2080.5 - Information Paper: Australian Census Longitudinal Dataset, Methodology and Quality Assessment, 2006-2016

Quality Declaration

ARCHIVED ISSUE Released at 11:30 AM (CANBERRA TIME) 20/03/2019

Page tools: Print

Print Page Print all pages in this product

Print All

References
Appendix: Weighting the 2011-16 ACLD (Appendix)
Quality Declaration

APPENDIX: WEIGHTING THE ACLD

INTRODUCTION

The process of weighting enables the data user to estimate the number of people in the whole population with particular characteristics based on the observations from a sample. To do this, a 'weight' is allocated to each sample unit. The value of the weight indicates how many population units are represented by the sample unit.

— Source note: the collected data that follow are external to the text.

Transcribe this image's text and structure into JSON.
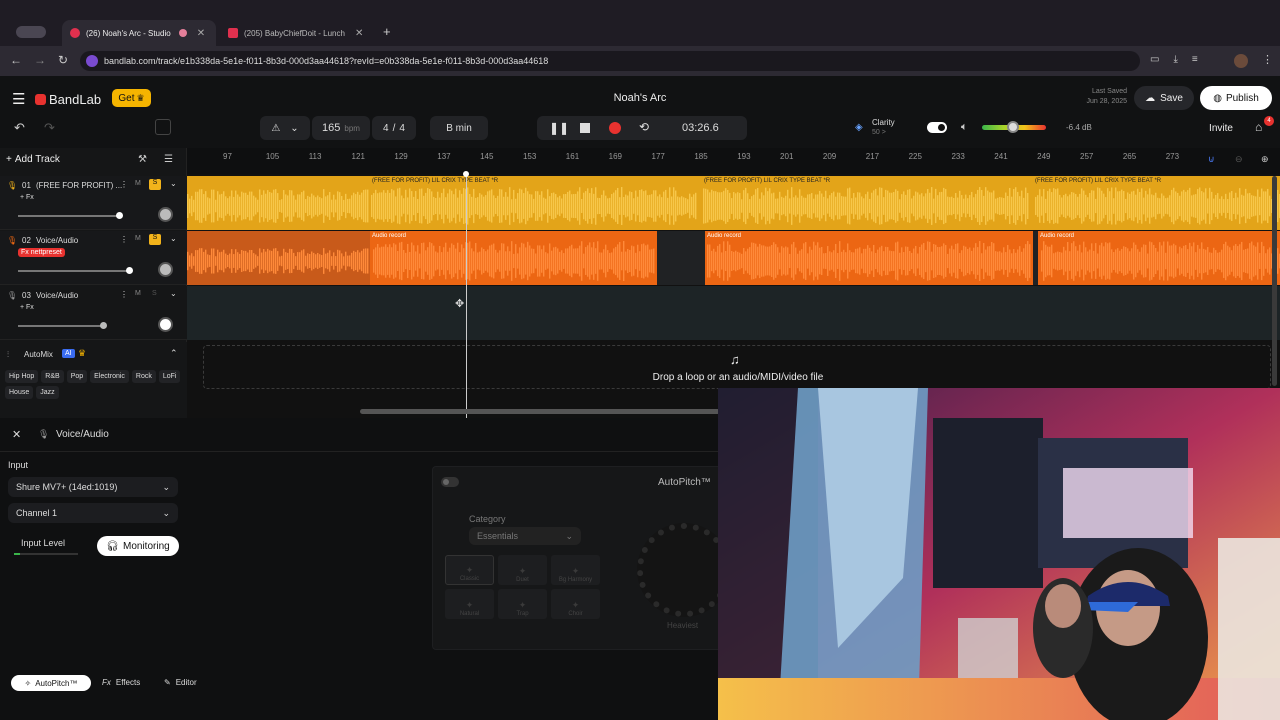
{
  "browser": {
    "tabs": [
      {
        "label": "(26) Noah's Arc - Studio",
        "active": true,
        "color": "#e0304e"
      },
      {
        "label": "(205) BabyChiefDoit - Lunch",
        "active": false,
        "color": "#e0304e"
      }
    ],
    "url": "bandlab.com/track/e1b338da-5e1e-f011-8b3d-000d3aa44618?revId=e0b338da-5e1e-f011-8b3d-000d3aa44618"
  },
  "app": {
    "brand": "BandLab",
    "get_label": "Get",
    "project_title": "Noah's Arc",
    "last_saved_label": "Last Saved",
    "last_saved_date": "Jun 28, 2025",
    "save_label": "Save",
    "publish_label": "Publish",
    "invite_label": "Invite",
    "notification_count": "4"
  },
  "transport": {
    "bpm": "165",
    "bpm_unit": "bpm",
    "time_sig_num": "4",
    "time_sig_sep": "/",
    "time_sig_den": "4",
    "key": "B min",
    "time": "03:26.6",
    "clarity_label": "Clarity",
    "clarity_value": "50 >",
    "volume_db": "-6.4 dB"
  },
  "toolbar": {
    "add_track": "Add Track"
  },
  "ruler": [
    "97",
    "105",
    "113",
    "121",
    "129",
    "137",
    "145",
    "153",
    "161",
    "169",
    "177",
    "185",
    "193",
    "201",
    "209",
    "217",
    "225",
    "233",
    "241",
    "249",
    "257",
    "265",
    "273"
  ],
  "tracks": [
    {
      "num": "01",
      "name": "(FREE FOR PROFIT) ...",
      "fx": "+ Fx",
      "m": "M",
      "s": "S",
      "clip_label": "(FREE FOR PROFIT) LIL CRIX TYPE BEAT *R"
    },
    {
      "num": "02",
      "name": "Voice/Audio",
      "fx": "Fx nettpreset",
      "m": "M",
      "s": "S",
      "clip_label": "Audio record"
    },
    {
      "num": "03",
      "name": "Voice/Audio",
      "fx": "+ Fx",
      "m": "M",
      "s": "S",
      "clip_label": ""
    }
  ],
  "automix": {
    "label": "AutoMix",
    "badge": "AI",
    "genres": [
      "Hip Hop",
      "R&B",
      "Pop",
      "Electronic",
      "Rock",
      "LoFi",
      "House",
      "Jazz"
    ]
  },
  "dropzone": {
    "text": "Drop a loop or an audio/MIDI/video file"
  },
  "lower_panel": {
    "track_name": "Voice/Audio",
    "input_label": "Input",
    "input_device": "Shure MV7+ (14ed:1019)",
    "channel": "Channel 1",
    "input_level_label": "Input Level",
    "monitoring_label": "Monitoring",
    "autopitch_title": "AutoPitch™",
    "category_label": "Category",
    "category_value": "Essentials",
    "effects": [
      "Classic",
      "Duet",
      "Bg Harmony",
      "Natural",
      "Trap",
      "Choir"
    ],
    "knob_label": "Heaviest",
    "bottom_tabs": [
      "AutoPitch™",
      "Effects",
      "Editor"
    ]
  },
  "colors": {
    "beat_clip": "#f2b31b",
    "voice_clip": "#f46a12",
    "accent_red": "#e8322f",
    "get_badge": "#f5b400"
  }
}
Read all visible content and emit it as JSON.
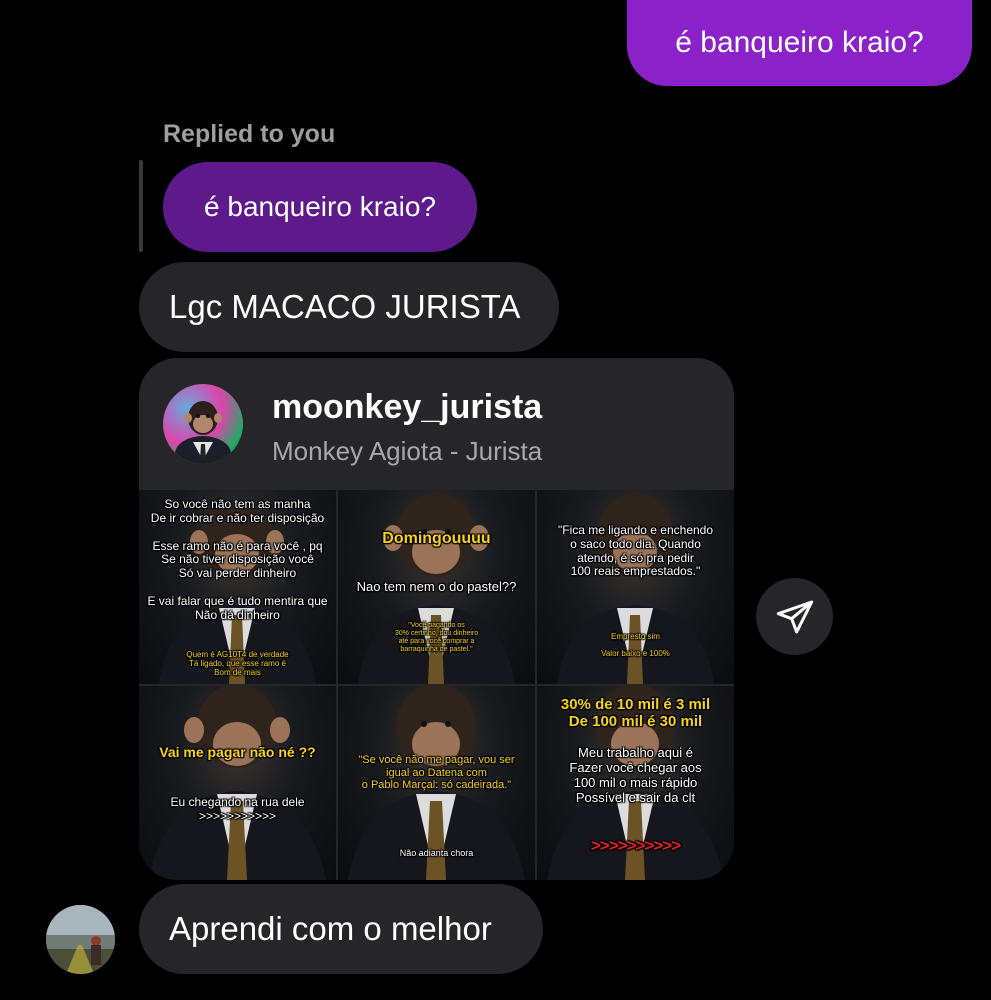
{
  "messages": {
    "sent_top": "é banqueiro kraio?",
    "replied_label": "Replied to you",
    "reply_quote": "é banqueiro kraio?",
    "reply_text": "Lgc MACACO JURISTA",
    "last_text": "Aprendi com o melhor"
  },
  "shared_profile": {
    "username": "moonkey_jurista",
    "full_name": "Monkey Agiota - Jurista",
    "posts": [
      {
        "lines": [
          "So você não tem as manha",
          "De ir cobrar e não ter disposição",
          "",
          "Esse ramo não é para você , pq",
          "Se não tiver disposição você",
          "Só vai perder dinheiro",
          "",
          "E vai falar que é tudo mentira que",
          "Não dá dinheiro"
        ],
        "small_lines": [
          "Quem é AG10T4 de verdade",
          "Tá ligado, que esse ramo é",
          "Bom de mais"
        ]
      },
      {
        "headline": "Domingouuuu",
        "line": "Nao tem nem o do pastel??",
        "small_lines": [
          "\"Você pagando os",
          "30% certinho, dou dinheiro",
          "até para você comprar a",
          "barraquinha de pastel.\""
        ]
      },
      {
        "lines": [
          "\"Fica me ligando e enchendo",
          "o saco todo dia. Quando",
          "atendo, é só pra pedir",
          "100 reais emprestados.\""
        ],
        "small_lines": [
          "Empresto sim",
          "Valor baixo e 100%"
        ]
      },
      {
        "headline": "Vai me pagar não né ??",
        "lines": [
          "Eu chegando na rua dele",
          ">>>>>>>>>>>"
        ]
      },
      {
        "lines": [
          "\"Se você não me pagar, vou ser",
          "igual ao Datena com",
          "o Pablo Marçal: só cadeirada.\""
        ],
        "small_lines": [
          "Não adianta chora"
        ]
      },
      {
        "headlines": [
          "30% de 10 mil é 3 mil",
          "De 100 mil é 30 mil"
        ],
        "lines": [
          "Meu trabalho aqui é",
          "Fazer você chegar  aos",
          "100 mil o mais rápido",
          "Possível e sair da clt"
        ],
        "arrows": ">>>>>>>>>>"
      }
    ]
  },
  "icons": {
    "send": "paper-plane-icon",
    "avatar": "user-avatar"
  },
  "colors": {
    "sent_bubble": "#8a21c9",
    "reply_quote_bubble": "#5e1a8b",
    "received_bubble": "#262628",
    "background": "#000000"
  }
}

The ACLD is designed to measure change in Australian society over time. For the 2011 ACLD Panel, a longitudinal weight has been implemented which allows the weighted sample to represent all persons who were in scope of both of the 2011 and 2016 Censuses. As shown in Figure 1, this ‘longitudinal population’ is the overlap between the two Censuses (the shaded region). To estimate the size of this population, the 2016 Estimated Resident Population (ERP) was multiplied by the estimated probability that a person was in scope in 2011, calculated using the 2016 Census responses for the reported 5 year ago address. Further information on this approach can be found in the paper Chipperfield, Brown & Watson (2017).

FIGURE 1 - IN SCOPE POPULATION FOR THE AUSTRALIAN CENSUS LONGITUDINAL DATASET, 2011-2016

Venn diagram showing 2006 and 2011 samples, which mostly overlap. The part of the 2006 circle that does not overlap with 2011 is deaths and overseas departures. The part of the 2011 circle that does not overlap with 2006 is births and overseas arrivals.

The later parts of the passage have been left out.